The following terms apply to character encodings:

  • SBCS Single-byte character set; a character set encoded in one byte per character, such as ASCII or ISO 8859–1.
  • DBCS Double-byte character set; a method of encoding a character set in no more than 2 bytes, such as Shift-JIS. Many character encoding schemes that are referred to as double-byte, including Shift-JIS, allow mixing of single-byte and double-byte encoded characters. Others, such as UCS-2, use 2 bytes for all characters.
  • MBCS Multiple-byte character set; a character set encoded with a variable number of bytes per character, such as UTF-8.The following table lists some common character encodings; however, there are many additional character encodings that browsers and web servers support:

The World Wide Web Consortium maintains a list of all character encodings supported by the Internet. You can find this information at www.w3.org/International/O-charset.html.

Encoding in Web Pages:

Let me do some insights how the web page actually works.

So web pages are served using HTTP (HyperText Transfer Protocol) means when a browser sends request via HTTP then in the response the server send response via HTTP. And this response consists of two parts headers and body.The header provides information about the content (body).

For HTML , encoding information should be sent by using the Content-Type header:

Content-Type: text/html; charset=utf-8

You can also provide an HTTP equivalent in HTML that will enable the encoding when the page is viewed offline. You can achieve it by using a META element in the HEAD-section of your document:

<meta http-equiv="Content-Type" content="text/html; charset=UTF-8"/>

Apache Server is one of the most commonly used servers to serve web pages.

To Enable the UTF-8 encoding by default in Apache You will need to modify the .htaccess file on your Apache instance to set this.

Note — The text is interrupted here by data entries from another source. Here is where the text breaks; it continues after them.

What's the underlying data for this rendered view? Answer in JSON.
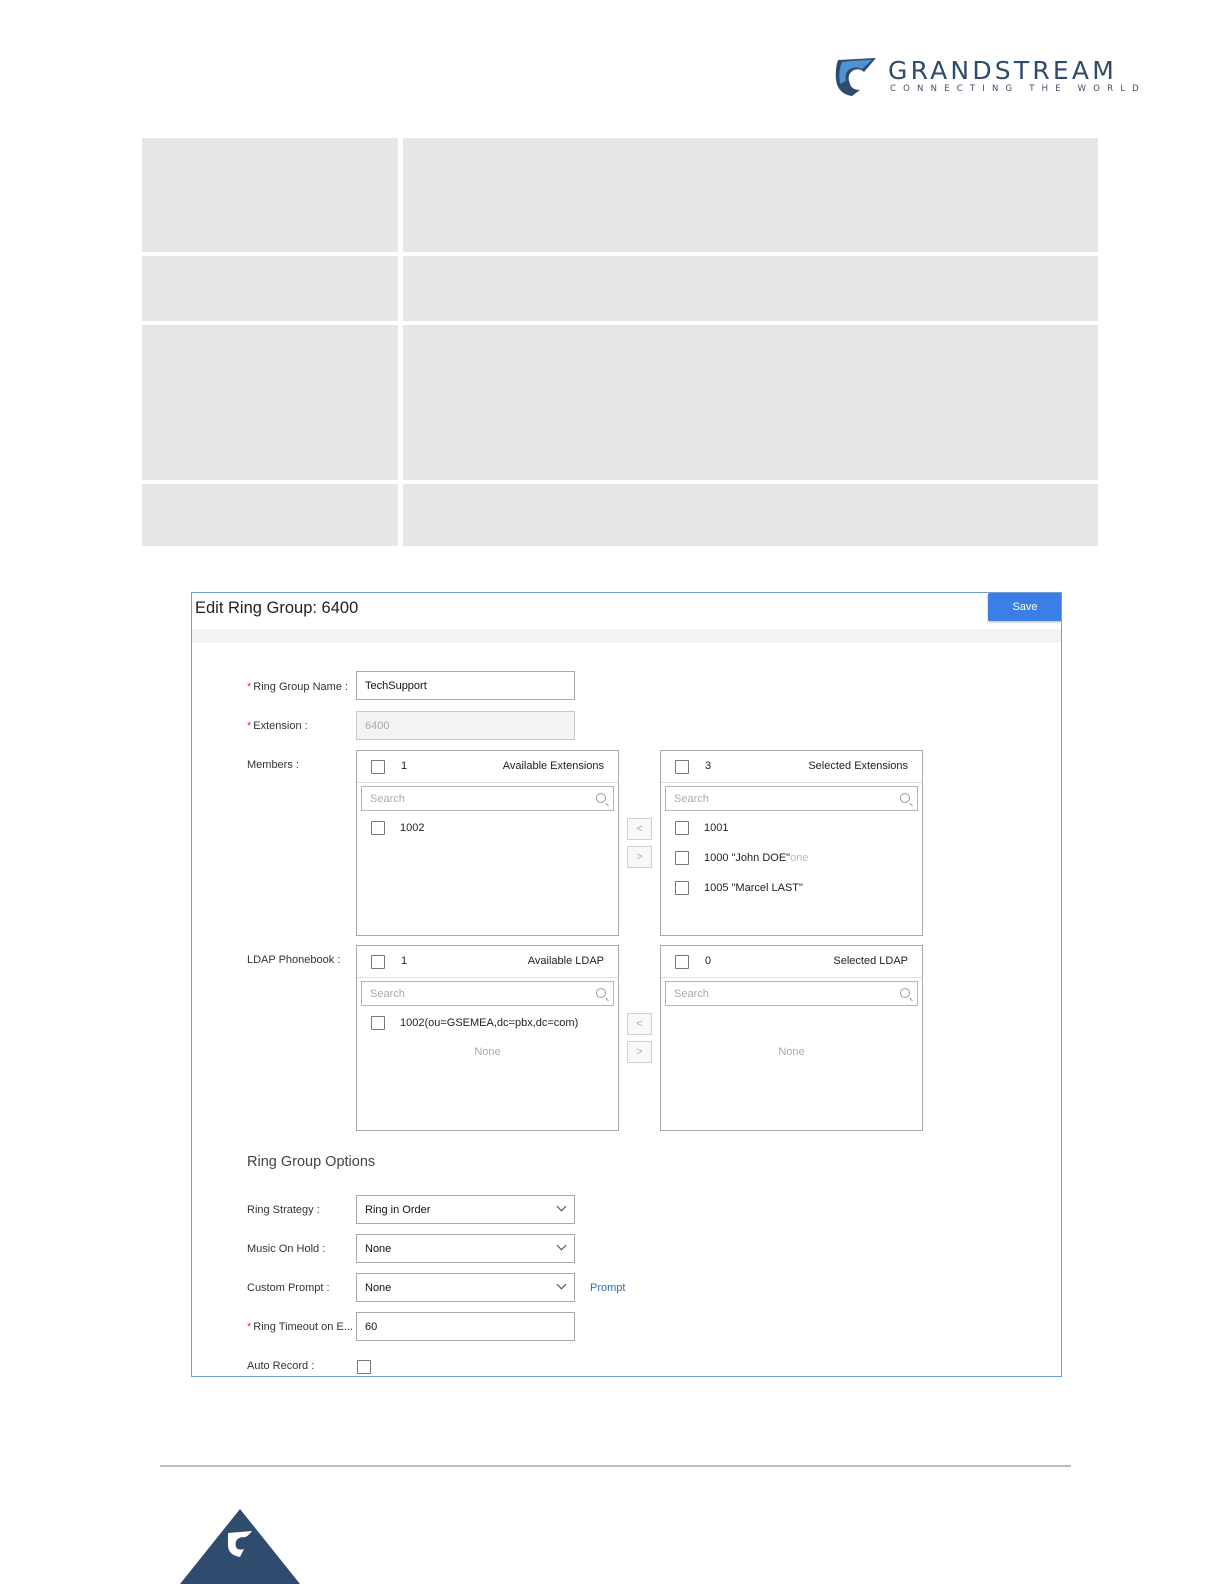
{
  "header": {
    "brand": "GRANDSTREAM",
    "tagline": "CONNECTING THE WORLD",
    "colors": {
      "brand": "#2f4b6e",
      "accent": "#3a7ee6"
    }
  },
  "dialog": {
    "title": "Edit Ring Group: 6400",
    "save_label": "Save",
    "fields": {
      "ring_group_name": {
        "label": "Ring Group Name",
        "value": "TechSupport",
        "required": true
      },
      "extension": {
        "label": "Extension",
        "value": "6400",
        "required": true
      },
      "members_label": "Members",
      "ldap_label": "LDAP Phonebook"
    },
    "members": {
      "available": {
        "count": "1",
        "title": "Available Extensions",
        "search_placeholder": "Search",
        "items": [
          "1002"
        ]
      },
      "selected": {
        "count": "3",
        "title": "Selected Extensions",
        "search_placeholder": "Search",
        "items": [
          "1001",
          "1000 \"John DOE\"",
          "1005 \"Marcel LAST\""
        ],
        "ghost_text": "one"
      }
    },
    "ldap": {
      "available": {
        "count": "1",
        "title": "Available LDAP",
        "search_placeholder": "Search",
        "items": [
          "1002(ou=GSEMEA,dc=pbx,dc=com)"
        ],
        "empty_text": "None"
      },
      "selected": {
        "count": "0",
        "title": "Selected LDAP",
        "search_placeholder": "Search",
        "empty_text": "None"
      }
    },
    "transfer_buttons": {
      "left": "<",
      "right": ">"
    },
    "options": {
      "section_title": "Ring Group Options",
      "ring_strategy": {
        "label": "Ring Strategy",
        "value": "Ring in Order"
      },
      "music_on_hold": {
        "label": "Music On Hold",
        "value": "None"
      },
      "custom_prompt": {
        "label": "Custom Prompt",
        "value": "None",
        "link": "Prompt"
      },
      "ring_timeout": {
        "label": "Ring Timeout on E...",
        "value": "60",
        "required": true
      },
      "auto_record": {
        "label": "Auto Record",
        "checked": false
      }
    }
  },
  "icons": {
    "logo": "grandstream-logo-icon",
    "search": "search-icon",
    "chevron": "chevron-down-icon",
    "footer": "grandstream-footer-logo-icon"
  }
}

Open the .htaccess file in a text editor and modify it to include in it.

AddDefaultCharset UTF-8

Nginx is also a very popular web server. We can modify the response headers in the Nginx server in the config. Just open the file nginx.conf in your conf/ directory and add the following code.

charset UTF-8

Conclusion

Web Pages have different options one such feature is character encoding which allows you to specify the character supported by page.So we can specify the character encoding for a web page in different ways including the HTTP headers or meta element.We need to always specify the character encoding so make sure the page is properly displayed.